近寄って見てみても、強い新鮮味はないかもしれない。少し車重が増え、少し馬力を増している。水平対向6気筒エンジンにはターボが載らず、ペダルは3枚か2枚が選べることは以前と同じ。かなり高額になっているのだが。

ポルシェ911 GT3(992型/英国仕様)
ポルシェ911 GT3(992型/英国仕様)

もちろん、この情報だけで最新のGT3を判断するのは間違い。実際に運転すれば、今までで最も大きな進化を得たGT3だと気がつく。

初代となった996型のGT3から2代目の997型GT3への進化も、大きなものだった。だが今回の992型は、筆者がこれまで運転してきたGT3の中で最も感銘を受けた1台となった。

触れるべき内容はかなり多い。手短に確認していこう。

4.0Lのフラット6には10psが追加され、最高出力510psを獲得している。馬力で比べれば、先代の991型のGT3の500psと、最終進化形のGT3 RSの520psの間に相当する。

車重は先代から5kg増えている。むしろ、40kg近く増えていた可能性があるところを、積極的なダイエットで5kgのプラスに留めたといった方が正しいだろう。

具体的に見ていくと、エンジンの軽量化で6kgのマイナス、エグゾーストシステムで10kg、電装系用にリチウムイオン・バッテリーを採用し10kgを削減。さらに薄いガラスを用いることで4.7kgを削っている。

ダウンフォースは最大で385kg

ほかにも軽量なエンジンマウントの採用で3.5kg、カーボンファイバー製のボンネットで2.5kg、防音材の削減で1.9kg、リアデッキの変更で0.5kgなど、細かな部分も抜かりはない。鍛造ホイールは1.3kg軽いという。

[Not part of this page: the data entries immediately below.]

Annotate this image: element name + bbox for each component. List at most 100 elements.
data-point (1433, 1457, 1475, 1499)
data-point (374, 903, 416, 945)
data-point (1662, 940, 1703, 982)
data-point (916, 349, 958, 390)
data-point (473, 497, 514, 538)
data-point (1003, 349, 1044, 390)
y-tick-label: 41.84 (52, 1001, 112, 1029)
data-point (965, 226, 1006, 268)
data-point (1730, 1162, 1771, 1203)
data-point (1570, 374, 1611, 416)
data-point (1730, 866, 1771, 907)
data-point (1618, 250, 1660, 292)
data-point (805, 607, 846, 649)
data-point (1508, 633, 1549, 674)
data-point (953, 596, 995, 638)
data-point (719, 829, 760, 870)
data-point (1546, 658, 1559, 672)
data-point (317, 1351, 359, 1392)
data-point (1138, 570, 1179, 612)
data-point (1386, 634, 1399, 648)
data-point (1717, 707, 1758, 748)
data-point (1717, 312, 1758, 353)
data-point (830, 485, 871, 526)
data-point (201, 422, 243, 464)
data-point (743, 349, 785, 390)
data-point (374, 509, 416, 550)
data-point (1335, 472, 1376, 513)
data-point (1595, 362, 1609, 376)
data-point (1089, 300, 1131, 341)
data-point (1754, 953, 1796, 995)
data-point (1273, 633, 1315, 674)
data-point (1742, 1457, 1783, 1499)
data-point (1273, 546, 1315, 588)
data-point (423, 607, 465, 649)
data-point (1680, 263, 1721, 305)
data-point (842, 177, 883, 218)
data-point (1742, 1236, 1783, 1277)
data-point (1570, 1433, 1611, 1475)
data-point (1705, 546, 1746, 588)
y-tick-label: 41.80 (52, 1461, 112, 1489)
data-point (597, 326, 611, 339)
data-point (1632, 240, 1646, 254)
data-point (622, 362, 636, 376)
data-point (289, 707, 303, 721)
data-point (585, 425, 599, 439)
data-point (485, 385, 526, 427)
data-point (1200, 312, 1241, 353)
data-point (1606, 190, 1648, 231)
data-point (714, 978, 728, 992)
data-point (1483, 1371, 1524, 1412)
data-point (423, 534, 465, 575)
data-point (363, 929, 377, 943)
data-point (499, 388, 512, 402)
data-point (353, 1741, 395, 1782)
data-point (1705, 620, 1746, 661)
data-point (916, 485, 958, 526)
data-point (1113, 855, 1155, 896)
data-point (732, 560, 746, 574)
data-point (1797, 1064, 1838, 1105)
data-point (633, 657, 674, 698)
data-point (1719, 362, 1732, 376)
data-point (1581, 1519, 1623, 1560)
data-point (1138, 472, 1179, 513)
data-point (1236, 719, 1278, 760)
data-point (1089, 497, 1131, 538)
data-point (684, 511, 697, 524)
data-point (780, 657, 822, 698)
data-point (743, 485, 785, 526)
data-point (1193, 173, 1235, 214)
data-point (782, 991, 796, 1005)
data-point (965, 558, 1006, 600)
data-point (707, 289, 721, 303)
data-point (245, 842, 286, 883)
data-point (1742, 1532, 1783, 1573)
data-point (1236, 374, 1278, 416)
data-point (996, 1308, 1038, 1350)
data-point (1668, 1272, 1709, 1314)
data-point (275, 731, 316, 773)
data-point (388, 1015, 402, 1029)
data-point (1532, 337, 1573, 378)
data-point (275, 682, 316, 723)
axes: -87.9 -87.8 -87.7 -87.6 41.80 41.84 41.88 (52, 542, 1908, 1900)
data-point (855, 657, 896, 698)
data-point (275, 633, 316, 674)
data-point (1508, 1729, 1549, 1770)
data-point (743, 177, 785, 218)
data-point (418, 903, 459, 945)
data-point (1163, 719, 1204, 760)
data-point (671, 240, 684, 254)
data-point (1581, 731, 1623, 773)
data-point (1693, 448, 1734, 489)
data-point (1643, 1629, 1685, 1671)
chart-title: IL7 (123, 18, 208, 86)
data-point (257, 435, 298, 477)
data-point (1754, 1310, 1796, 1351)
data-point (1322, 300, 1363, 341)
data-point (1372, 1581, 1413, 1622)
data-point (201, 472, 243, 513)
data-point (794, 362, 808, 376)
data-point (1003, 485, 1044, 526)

オプションのセラミック・ブレーキやカーボンファイバー製のシートとルーフを選べば、一層の軽量化も図れる。ただし、この3つのオプションを加えると、GT3への支払金額が10%以上高くなるから、見積もりの際は気をつけたい。

ポルシェ911 GT3(992型/英国仕様)
ポルシェ911 GT3(992型/英国仕様)

空力的な改善も大きい。最新型は、ポルシェが詳細な数字を明らかにしたいと思えるダウンフォースを生成する、初めての911 GT3ではないだろうか。

特に、高くそびえるスワンネックと呼ばれるステーで支えられる、大きなリアウイングが目新しい。空力的な役割を果たすのは主にウイングの下面だから、上から支えることで面を平滑にし、ダウンフォースを高める機能がある。

フロントスポイラーも新形状。ボディの下面にはディフューザーが内蔵され、ホイールハウス周辺の気流を調整し、リアウイングとのバランスを取るように設計されているそうだ。ジャッキアップしてフロントタイヤを外さないと見れないが。

これらが組み合わさり、最大で385kgのダウンフォースを生成するとポルシェは説明する。先代のGT3より、150%以上も大きい数字となる。